Die tussenstap was uitdrukkelijk bedoeld als een tijdelijke oplossing. Een overgangsregime dat liefst niet meer dan vier jaar mocht duren. En dat dus eind dit jaar afgelopen had moeten zijn. Maar zoals gezegd, loopt er eind dit jaar niets af. Alles loopt gewoon door. Omdat de lidstaten niet klaar zijn om de finale stap te zetten. De BTW-regeling in hoofde van professionele afnemers vertoont immers verschillende aspecten.
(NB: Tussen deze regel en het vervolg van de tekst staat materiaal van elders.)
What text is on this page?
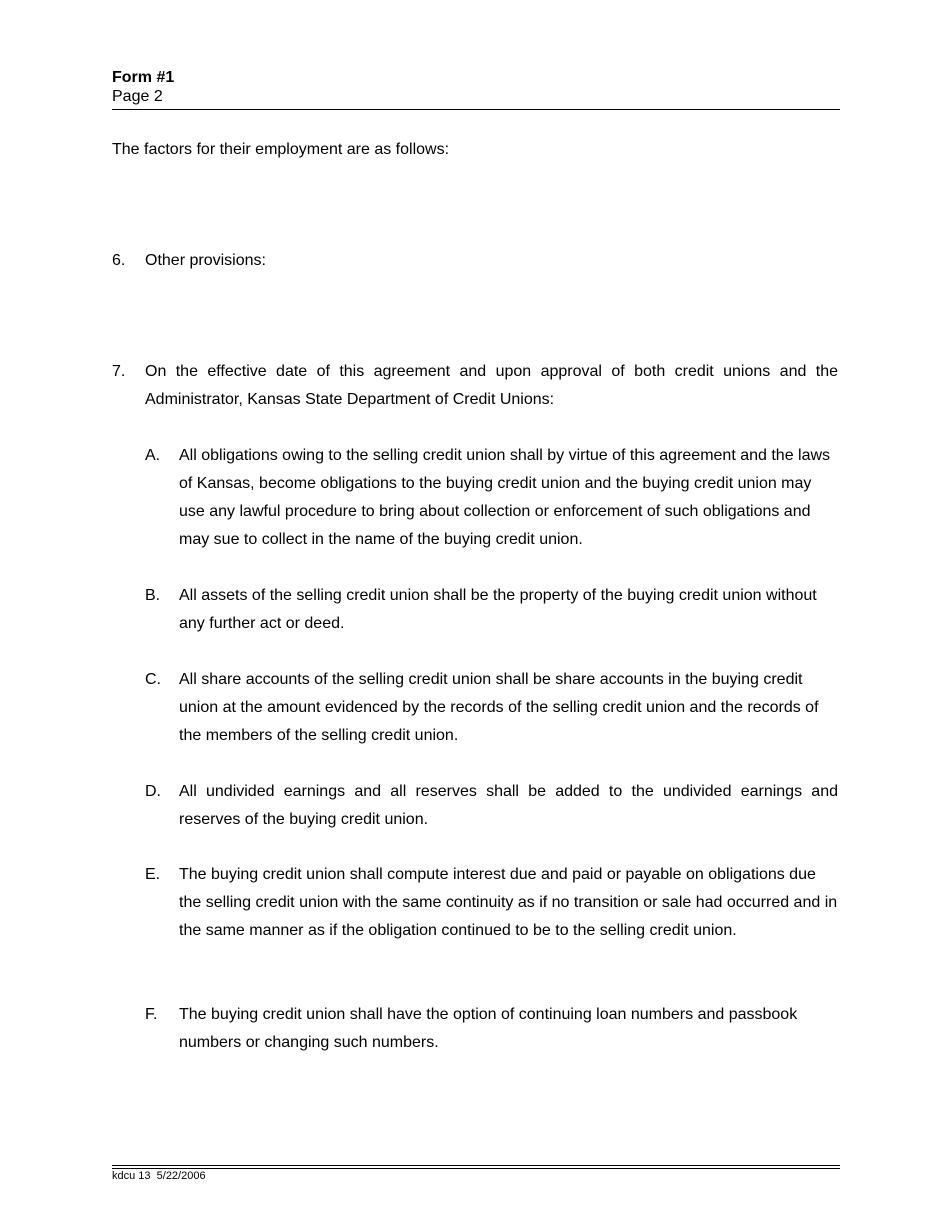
Form #1
Page 2
The factors for their employment are as follows:
6. Other provisions:
7. On the effective date of this agreement and upon approval of both credit unions and the Administrator, Kansas State Department of Credit Unions:
A. All obligations owing to the selling credit union shall by virtue of this agreement and the laws of Kansas, become obligations to the buying credit union and the buying credit union may use any lawful procedure to bring about collection or enforcement of such obligations and may sue to collect in the name of the buying credit union.
B. All assets of the selling credit union shall be the property of the buying credit union without any further act or deed.
C. All share accounts of the selling credit union shall be share accounts in the buying credit union at the amount evidenced by the records of the selling credit union and the records of the members of the selling credit union.
D. All undivided earnings and all reserves shall be added to the undivided earnings and reserves of the buying credit union.
E. The buying credit union shall compute interest due and paid or payable on obligations due the selling credit union with the same continuity as if no transition or sale had occurred and in the same manner as if the obligation continued to be to the selling credit union.
F. The buying credit union shall have the option of continuing loan numbers and passbook numbers or changing such numbers.
kdcu 13  5/22/2006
Er is niet alleen de kwestie van de betaling van de BTW, maar ook die van de recuperatie van de betaalde BTW. BTW-plichtigen hebben immers anders dan particulieren recht op recuperatie van de belasting die zij betalen.
GOEDEREN.
Stel een Belgisch BTW-plichtig bedrijf dat een partij goederen aankoopt in Griekenland. In het bestaande overgangsregime zal het bedrijf die goederen intracommunautair verwerven met toepassing van de Belgische BTW ; waarna het die Belgische BTW ook eenvoudig via zijn periodieke Belgische BTW-aangifte zal kunnen recupereren. Dat hetzelfde bedrijf (in de definitieve regeling) geen Belgische, maar wel Griekse BTW zal betalen, verandert niets aan het principiële recht op recuperatie van de betaalde BTW. Alleen zal het bedrijf nu niet meer moeten aankloppen bij de Belgische fiscus, maar wel bij de Griekse fiscus. En dat maakt de zaken er uiteraard niet eenvoudiger op. Alleen al het taalprobleem vormt een torenhoge hindernis.
BEDEVAART.
Vandaar dat men de definitieve regeling niet wil laten ingaan vooraleer er een systeem gevonden is waarin het Belgische bedrijf in het voorbeeld de betaalde Griekse BTW zal kunnen recupereren zonder op bedevaart te moeten gaan naar Athene. Een systeem dus waarbij een Belgisch bedrijf al zijn betaalde BTW (Franse, Italiaanse, Finse, Griekse enzovoort) zal kunnen recupereren via zijn Belgische BTW-aangifte en dus door tussenkomst van de Belgische fiscus.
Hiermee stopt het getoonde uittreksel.